Mała wpadka z filmowaniem
Wszystko działo się tak szybko, że nie wiedziałam, że tyle czasu już zleciało. Stałam pod kościołem i zauważyłam, że kamerzysty jeszcze nie ma. Zadzwoniłam do niego i okazało się, że siostra źle uzgodniła termin. Na za tydzień. Byłam przerażona, bo co teraz zrobić. Przecież filmowanie wesel lublin to podstawa, zawsze musi być kamerzysta na takim wydarzeniu. Nie miałam wiele czasu i postanowiłam szybko ściągnąć moją koleżankę, która amatorsko nagrywa filmiki w internecie na temat różnych kosmetyków i pielęgnacji. Pojawiła się za 20 minut, ubrana to co pierwsze w szafie znalazła. Byłam jej bardzo wdzięczna. Uratowała wesele. Nie spodziewałam się rewelacji po tym nagraniu, jednak miałam nadzieję, że chociaż jakoś w miarę to będzie wyglądać. Siostra nawet nie zauważyła całego zamieszania, oraz tego, że fotograf był inny niż ten z którym rozmawiała. Postanowiłam jej dodatkowo nie stresować i powiedzieć jej o tym dopiero po ceremonii. Moja koleżanka dzielnie wszystko nagrywała i widziałam, ze bardzo się stara. Cieszyłam się, że jest, bo jej filmiki, które oglądałam były dość ładnie nakręcone.

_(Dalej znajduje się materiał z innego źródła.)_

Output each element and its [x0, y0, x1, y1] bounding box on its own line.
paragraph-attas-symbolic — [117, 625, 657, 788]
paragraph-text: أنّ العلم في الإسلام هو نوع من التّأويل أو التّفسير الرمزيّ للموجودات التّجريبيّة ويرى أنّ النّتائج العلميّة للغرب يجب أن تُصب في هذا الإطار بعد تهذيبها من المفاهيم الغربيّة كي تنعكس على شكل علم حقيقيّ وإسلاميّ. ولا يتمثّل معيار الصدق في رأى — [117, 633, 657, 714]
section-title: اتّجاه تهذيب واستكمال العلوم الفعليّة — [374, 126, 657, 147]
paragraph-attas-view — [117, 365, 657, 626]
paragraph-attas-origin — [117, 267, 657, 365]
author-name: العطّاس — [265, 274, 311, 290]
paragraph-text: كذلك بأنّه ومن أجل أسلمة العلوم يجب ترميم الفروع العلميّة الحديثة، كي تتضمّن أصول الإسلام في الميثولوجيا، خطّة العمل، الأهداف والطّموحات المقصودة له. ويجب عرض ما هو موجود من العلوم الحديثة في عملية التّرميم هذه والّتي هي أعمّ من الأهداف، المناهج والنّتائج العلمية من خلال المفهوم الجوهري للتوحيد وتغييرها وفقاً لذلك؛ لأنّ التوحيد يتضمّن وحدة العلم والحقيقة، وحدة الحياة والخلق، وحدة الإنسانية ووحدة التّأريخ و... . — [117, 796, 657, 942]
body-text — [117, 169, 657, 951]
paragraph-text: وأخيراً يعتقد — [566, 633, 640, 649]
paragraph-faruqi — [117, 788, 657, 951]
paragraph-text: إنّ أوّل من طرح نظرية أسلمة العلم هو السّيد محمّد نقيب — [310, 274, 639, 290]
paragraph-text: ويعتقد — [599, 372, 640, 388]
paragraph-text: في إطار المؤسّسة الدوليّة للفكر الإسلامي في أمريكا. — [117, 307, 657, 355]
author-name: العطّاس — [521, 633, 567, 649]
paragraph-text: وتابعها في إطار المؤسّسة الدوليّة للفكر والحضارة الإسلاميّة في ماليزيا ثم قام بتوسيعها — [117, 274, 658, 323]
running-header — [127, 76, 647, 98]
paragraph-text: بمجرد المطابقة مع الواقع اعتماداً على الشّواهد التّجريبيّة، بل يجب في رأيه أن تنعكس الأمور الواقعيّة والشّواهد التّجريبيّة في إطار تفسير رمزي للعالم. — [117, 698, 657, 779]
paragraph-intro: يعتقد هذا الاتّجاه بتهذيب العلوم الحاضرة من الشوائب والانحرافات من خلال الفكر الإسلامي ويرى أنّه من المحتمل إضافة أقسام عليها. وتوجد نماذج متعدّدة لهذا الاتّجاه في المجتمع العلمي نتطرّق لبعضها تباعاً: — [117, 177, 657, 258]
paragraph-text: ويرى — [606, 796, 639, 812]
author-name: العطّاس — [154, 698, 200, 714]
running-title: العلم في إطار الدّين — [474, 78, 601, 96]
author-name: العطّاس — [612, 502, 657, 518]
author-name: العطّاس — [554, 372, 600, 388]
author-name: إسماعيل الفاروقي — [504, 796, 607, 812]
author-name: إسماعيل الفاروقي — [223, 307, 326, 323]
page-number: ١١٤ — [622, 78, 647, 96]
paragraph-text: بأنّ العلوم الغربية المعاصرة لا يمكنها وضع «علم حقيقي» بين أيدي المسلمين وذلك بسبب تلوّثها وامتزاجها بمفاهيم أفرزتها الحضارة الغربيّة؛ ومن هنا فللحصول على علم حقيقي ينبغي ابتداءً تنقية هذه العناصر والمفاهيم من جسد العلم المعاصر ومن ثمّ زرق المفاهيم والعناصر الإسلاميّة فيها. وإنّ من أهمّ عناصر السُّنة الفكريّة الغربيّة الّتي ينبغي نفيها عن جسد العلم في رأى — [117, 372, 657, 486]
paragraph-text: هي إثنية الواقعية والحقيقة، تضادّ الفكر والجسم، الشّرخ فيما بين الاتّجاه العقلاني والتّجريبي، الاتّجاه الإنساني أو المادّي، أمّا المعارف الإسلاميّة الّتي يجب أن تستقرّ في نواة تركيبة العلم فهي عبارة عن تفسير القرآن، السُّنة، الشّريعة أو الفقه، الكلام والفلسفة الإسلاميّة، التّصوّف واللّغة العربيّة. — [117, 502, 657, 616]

Moja siostra była w szoku, gdy już na sali weselnej dowiedziała się, co się stało. Jednak musiała bawić się dalej, a moja koleżanka została z nami do samego końca. Gdyby nie ona, to nie wiem co bym zrobiła. Filmik wyszedł bardzo ładnie, nie spodziewałam się, że będzie aż tak dobry.